Jim Reidy: Since the March of 2020, when we were first going into furloughs and layoffs, and then following was the CDC guidance with regard to masking. You had the Family First Corona Response Act (FFCRA) that provided for emergency sick leave and emergency family leave, and employers were getting tax credits for that; that was followed by the CARES Act, which on the one hand augmented unemployment benefits, but on the other hand tried to restore payrolls, all the while we've been on this regression of getting employees back to work - whether it's remote, in the office, or hybrid. With that, the CDC had its guidelines for masking, for temperature checks, for going through the questions of have you been exposed to someone who has had a COVID diagnosis? Do you have these symptoms? And so on.
The screening and the masking has been in place, but in May of this year the CDC came out and said if you're vaccinated, you don't have to wear a mask. We thought we were going back to normal again. Now with the variants, a lot of employers, including my own, have gone back to saying that even if you are vaccinated, please wear a mask again in common areas where you can not socially distance. Employers this summer were moving towards a vaccine mandate on their own, and then you had the president's executive order. We're moving back towards, say, November of last year where the COVID numbers were high and employers had to be ever vigilant about their safety policies.

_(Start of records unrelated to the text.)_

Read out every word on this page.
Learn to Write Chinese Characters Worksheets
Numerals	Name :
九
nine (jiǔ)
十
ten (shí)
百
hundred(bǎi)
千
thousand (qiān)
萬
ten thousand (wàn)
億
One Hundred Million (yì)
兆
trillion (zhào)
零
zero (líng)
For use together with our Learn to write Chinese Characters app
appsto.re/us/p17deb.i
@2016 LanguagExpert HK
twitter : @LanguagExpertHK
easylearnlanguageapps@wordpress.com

Melanie Plenda: What's been the employer's reaction to the mandate? What have you been hearing from them?
Jim Reidy: Many employers were working with me to put in place a mandate so in some ways, they got covered or they were vindicated in their efforts. When they got pushback from their employees, they said, now we've got a federal mandate that was doing exactly what we wanted. A lot of employers are grateful for the backup, however companies like Kellogg, Campbell soup, Coca-Cola, and others have written letters to the White House saying, we need more clarity as to what this means and how it's going to be applied. Some are welcoming it, some are saying let me make my own policies and deal with my own workplace. The one important thing to remember is, again, as the economy has recovered, we have very low unemployment and some 10 million jobs on fill. Right now there is a suggestion that with a vaccine mandate, it's going to be harder to fill some jobs.